American Stock Transfer & Trust Company, LLC

6201 15th Avenue

Brooklyn, NY 11219

Attn: AST Shareholder Services

 

Re:    Trust Account No.
             Stockholder Redemption Withdrawal Instruction

 

Gentlemen:

 

Pursuant to Section 1(k) of
the Investment Management Trust Agreement between Acamar Partners Acquisition Corp. (the “Company”) and
American Stock Transfer & Trust Company, LLC (the “Trustee”), dated as of   , 2018[9]
(the “Trust Agreement”), the Company hereby requests that you deliver to the redeeming Public Stockholders
of the Company $    of the principal and interest income earned on the Property as of the date hereof into a segregated
account held by you on behalf of the Beneficiaries.
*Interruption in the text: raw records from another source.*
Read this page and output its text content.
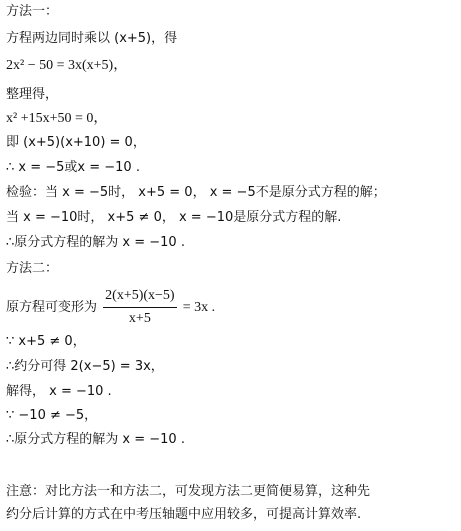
方法一：
方程两边同时乘以 (x+5)，得
2x² − 50 = 3x(x+5)，
整理得，
x² +15x+50 = 0，
即 (x+5)(x+10) = 0，
∴ x = −5或x = −10 .
检验：当 x = −5时， x+5 = 0， x = −5不是原分式方程的解；
当 x = −10时， x+5 ≠ 0， x = −10是原分式方程的解.
∴原分式方程的解为 x = −10 .
方法二：
原方程可变形为 $\frac{2(x+5)(x-5)}{x+5} = 3x$ .
∵ x+5 ≠ 0，
∴约分可得 2(x−5) = 3x，
解得， x = −10 .
∵ −10 ≠ −5，
∴原分式方程的解为 x = −10 .
注意：对比方法一和方法二，可发现方法二更简便易算，这种先
约分后计算的方式在中考压轴题中应用较多，可提高计算效率.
Capitalized terms used but not defined herein shall have the meanings set forth
in the Trust Agreement.

 

The Company needs such funds to pay its
Public Stockholders who have properly elected to have their shares of Common Stock redeemed by the Company in connection with a
stockholder vote to approve an amendment to the Company’s amended and restated certificate of incorporation to modify the
substance or timing of the Company’s obligation to redeem 100% of its public shares of Common Stock if the Company has not
consummated an initial Business Combination within such time as is described in the Company’s amended and restated certificate
of incorporation. As such, you are hereby directed and authorized to transfer (via wire transfer) such funds promptly upon your
receipt of this letter into a segregated account held by you on behalf of the Beneficiaries.

 

	 	Very truly yours,
	 	 
	 	Acamar Partners Acquisition Corp.
	 	 
	 	By:	 
	 	 	Name:
	 	 	Title:

 

	cc:	
        Goldman Sachs & Co. LLC

        Deutsche Bank Securities Inc.